Minister of Health Dr Frank Anthony (Photo: News Room/July 12, 2022)
Dr. Anthony along with Head of the National AIDS Programme Secretariat (NAPS) Dr. Tariq Jagnarine told the News Room that their comfort is in the quality of treatment being offered locally while also agreeing that the tests are important to track progress individually and nationally.
Guyana also committed to ensuring that 95 per cent of those living with HIV would know their status and 95 per cent of those who know their status to be on treatment by 2030.
But Dr. Jagnarine has noted that international guidelines no longer recommend CD4 testing as a means of tracking the success of treatment in individuals.

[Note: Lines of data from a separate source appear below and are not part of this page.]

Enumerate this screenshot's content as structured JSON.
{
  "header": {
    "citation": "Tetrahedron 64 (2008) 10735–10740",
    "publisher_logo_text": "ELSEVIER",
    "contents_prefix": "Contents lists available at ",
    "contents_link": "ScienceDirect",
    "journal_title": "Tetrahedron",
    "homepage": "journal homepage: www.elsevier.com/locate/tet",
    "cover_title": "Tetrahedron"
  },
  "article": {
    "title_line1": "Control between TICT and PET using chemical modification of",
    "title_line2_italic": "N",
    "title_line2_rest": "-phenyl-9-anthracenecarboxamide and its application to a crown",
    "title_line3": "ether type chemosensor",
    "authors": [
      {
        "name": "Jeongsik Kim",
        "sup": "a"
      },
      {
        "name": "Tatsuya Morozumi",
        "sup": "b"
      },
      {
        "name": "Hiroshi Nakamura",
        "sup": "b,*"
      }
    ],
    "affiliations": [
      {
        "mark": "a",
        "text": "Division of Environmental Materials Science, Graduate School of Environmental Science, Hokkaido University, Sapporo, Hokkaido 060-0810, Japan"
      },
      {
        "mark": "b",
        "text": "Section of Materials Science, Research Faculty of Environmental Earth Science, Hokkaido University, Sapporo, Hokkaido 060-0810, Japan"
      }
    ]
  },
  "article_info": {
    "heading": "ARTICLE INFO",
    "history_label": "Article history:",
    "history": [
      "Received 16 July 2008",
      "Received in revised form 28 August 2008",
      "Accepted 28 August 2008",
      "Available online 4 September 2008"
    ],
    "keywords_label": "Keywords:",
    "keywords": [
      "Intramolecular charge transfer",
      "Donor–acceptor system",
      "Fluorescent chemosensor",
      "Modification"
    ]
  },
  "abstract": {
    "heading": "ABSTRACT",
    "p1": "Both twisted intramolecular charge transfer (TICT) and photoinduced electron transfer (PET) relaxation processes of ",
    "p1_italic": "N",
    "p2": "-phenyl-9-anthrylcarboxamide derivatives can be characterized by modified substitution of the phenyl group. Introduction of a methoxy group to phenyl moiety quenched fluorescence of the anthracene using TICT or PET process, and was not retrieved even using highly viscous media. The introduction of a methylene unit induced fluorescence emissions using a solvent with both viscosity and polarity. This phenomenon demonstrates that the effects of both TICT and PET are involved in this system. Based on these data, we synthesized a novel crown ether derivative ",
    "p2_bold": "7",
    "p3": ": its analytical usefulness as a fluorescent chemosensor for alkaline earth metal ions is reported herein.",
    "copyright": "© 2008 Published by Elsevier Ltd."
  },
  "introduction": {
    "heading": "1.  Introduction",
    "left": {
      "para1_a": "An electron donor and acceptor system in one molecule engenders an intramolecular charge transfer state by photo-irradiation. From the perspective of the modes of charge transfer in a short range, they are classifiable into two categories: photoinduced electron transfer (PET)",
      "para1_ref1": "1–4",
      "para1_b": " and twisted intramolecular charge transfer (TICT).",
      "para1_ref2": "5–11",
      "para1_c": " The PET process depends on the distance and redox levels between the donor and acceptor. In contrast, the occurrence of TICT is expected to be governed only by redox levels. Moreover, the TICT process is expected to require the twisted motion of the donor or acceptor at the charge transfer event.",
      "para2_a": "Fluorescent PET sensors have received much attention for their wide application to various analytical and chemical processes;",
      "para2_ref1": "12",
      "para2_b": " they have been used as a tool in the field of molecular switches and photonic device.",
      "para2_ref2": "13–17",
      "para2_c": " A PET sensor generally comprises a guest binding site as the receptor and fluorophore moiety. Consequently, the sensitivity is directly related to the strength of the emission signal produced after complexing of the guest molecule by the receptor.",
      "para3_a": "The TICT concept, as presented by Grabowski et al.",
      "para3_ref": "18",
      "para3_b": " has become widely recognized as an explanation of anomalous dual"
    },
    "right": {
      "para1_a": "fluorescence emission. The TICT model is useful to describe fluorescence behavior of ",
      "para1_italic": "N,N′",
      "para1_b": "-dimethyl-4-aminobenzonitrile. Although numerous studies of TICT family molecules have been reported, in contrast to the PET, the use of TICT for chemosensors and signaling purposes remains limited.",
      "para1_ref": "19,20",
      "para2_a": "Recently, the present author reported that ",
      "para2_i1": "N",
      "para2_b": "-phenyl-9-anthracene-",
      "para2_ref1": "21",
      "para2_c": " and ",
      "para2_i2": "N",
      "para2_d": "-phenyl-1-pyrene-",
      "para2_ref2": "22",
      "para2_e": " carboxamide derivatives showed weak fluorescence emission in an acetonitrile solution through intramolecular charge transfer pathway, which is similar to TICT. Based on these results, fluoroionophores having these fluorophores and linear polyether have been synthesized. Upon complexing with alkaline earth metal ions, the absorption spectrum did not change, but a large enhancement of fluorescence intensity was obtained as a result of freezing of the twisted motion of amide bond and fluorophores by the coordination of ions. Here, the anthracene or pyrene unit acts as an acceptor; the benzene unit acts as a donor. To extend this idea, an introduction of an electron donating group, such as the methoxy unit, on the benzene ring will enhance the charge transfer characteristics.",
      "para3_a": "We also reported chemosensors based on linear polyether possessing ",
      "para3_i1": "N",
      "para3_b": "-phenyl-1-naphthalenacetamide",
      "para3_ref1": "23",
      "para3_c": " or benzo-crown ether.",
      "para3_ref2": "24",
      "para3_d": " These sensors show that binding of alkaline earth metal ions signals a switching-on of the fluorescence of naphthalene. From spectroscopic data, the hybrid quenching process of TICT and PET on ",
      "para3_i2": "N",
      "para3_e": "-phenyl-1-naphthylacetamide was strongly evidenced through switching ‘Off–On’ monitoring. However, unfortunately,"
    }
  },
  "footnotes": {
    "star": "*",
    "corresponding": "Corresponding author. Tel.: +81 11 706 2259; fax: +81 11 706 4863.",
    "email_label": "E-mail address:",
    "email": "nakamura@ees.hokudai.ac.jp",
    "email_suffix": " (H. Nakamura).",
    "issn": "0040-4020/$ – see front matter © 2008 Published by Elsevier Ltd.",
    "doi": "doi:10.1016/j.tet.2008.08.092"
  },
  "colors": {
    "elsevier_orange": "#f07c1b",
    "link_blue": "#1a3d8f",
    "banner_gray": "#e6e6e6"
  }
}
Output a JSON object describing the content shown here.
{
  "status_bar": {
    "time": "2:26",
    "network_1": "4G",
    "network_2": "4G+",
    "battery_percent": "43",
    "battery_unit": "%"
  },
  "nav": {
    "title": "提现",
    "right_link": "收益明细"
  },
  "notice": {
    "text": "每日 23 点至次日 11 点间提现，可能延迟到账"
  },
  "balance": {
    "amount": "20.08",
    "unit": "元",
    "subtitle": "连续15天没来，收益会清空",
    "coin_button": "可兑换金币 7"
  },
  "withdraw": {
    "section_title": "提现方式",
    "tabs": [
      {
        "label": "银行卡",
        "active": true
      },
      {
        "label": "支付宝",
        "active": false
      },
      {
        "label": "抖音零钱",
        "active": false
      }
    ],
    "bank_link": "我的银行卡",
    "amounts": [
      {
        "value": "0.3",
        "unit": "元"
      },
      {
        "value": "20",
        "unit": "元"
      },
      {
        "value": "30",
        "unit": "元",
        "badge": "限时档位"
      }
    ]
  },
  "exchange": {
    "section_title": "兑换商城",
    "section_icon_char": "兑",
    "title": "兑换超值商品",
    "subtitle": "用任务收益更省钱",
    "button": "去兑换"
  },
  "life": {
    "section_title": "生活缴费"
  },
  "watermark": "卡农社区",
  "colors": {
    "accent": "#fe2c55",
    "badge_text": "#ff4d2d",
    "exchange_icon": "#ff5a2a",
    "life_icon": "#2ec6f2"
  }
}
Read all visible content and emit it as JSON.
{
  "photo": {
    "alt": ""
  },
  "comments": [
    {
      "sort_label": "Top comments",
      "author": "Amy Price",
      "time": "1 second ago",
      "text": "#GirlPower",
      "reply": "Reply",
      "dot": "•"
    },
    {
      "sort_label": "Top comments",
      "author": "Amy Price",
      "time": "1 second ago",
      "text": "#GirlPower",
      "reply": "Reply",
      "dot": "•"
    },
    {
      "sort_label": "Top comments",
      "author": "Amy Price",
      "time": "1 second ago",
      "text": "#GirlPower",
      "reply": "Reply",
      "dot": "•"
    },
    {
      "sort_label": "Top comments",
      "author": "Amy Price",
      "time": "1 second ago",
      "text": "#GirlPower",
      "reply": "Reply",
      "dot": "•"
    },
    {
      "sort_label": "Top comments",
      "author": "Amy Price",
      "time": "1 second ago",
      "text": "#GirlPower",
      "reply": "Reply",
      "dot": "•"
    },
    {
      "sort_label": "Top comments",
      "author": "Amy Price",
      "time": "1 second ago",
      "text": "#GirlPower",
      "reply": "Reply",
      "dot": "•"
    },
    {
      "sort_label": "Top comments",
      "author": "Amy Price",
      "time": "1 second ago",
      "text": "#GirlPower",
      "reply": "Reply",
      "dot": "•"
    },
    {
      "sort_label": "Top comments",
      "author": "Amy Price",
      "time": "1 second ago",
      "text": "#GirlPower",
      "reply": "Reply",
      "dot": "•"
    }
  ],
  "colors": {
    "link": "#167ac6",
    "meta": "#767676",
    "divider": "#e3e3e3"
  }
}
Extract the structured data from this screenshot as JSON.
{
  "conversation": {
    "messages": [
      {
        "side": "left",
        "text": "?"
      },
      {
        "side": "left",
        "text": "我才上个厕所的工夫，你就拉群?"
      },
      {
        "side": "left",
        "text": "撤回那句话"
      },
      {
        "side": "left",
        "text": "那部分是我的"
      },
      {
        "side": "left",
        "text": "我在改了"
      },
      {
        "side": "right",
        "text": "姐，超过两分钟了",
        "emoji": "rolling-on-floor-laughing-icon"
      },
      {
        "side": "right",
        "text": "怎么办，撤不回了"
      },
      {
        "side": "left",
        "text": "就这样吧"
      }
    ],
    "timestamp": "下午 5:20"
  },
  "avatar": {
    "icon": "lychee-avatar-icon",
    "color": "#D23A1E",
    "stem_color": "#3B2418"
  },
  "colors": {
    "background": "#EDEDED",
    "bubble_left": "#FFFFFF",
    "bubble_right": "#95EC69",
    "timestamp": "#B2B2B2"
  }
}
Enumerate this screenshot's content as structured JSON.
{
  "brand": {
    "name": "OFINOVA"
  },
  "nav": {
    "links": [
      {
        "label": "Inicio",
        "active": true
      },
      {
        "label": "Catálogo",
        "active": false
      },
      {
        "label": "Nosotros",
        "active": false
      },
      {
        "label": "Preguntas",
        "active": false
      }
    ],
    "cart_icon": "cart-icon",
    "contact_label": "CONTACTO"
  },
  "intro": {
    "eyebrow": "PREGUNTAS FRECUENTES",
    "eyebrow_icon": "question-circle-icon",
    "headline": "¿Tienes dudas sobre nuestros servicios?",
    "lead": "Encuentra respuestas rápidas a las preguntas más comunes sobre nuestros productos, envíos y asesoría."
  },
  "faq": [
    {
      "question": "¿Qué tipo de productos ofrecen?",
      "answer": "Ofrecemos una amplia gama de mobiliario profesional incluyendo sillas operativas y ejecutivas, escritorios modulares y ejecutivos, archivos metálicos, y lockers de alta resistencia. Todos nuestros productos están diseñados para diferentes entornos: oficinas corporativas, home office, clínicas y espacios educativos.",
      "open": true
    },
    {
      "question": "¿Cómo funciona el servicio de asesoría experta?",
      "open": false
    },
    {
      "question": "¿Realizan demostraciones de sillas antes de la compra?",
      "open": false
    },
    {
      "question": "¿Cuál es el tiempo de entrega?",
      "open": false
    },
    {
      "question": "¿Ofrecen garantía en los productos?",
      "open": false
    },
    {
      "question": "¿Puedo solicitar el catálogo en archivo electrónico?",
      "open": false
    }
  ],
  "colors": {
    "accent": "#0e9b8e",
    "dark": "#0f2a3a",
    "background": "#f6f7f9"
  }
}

“While we are not doing away totally with it, we will focus on newly infected cases,” Dr. Jagnarine noted while pointing to human resource and equipment shortfalls in the system to conduct these tests.
“We have issues with the lab. We have an old machine but we are buying a new one this year,” Dr. Jagnarine said during a telephone interview.
He said these challenges have also reduced viral load testing to merely emergency cases, possibly where an HIV+ person becomes really sick that the test becomes absolutely necessary.
National AIDS Programme Secretariat – Programme Manager Dr. Tariq Jagnarine.“A lot has to do with COVID, human resources and lab resources.
“We need the test to be done, the good thing why I am not too worried is because we offer excellent treatment. We have started TLD treatment and that helps to achieve rapid viral load suppression and fewer side effects add longevity and we have slowly transitioned all our patients to it,” Dr. Jagnarine explained.
TLD is a fixed-dose combination medication—three ARV drugs that clients take once a day for treatment of HIV/AIDS, but in the form of a single, smaller tablet.
Dr. Jagnarine said very soon, routine viral load tests will recommence once the technical issue in the laboratory process is sorted.
In the meantime, persons living with HIV remain unsettled that the services are not available through the public system although some private institutions offer the tests, sometimes at prices many cannot afford.
The latest figures project that there are over 9, 000 persons living with HIV in Guyana.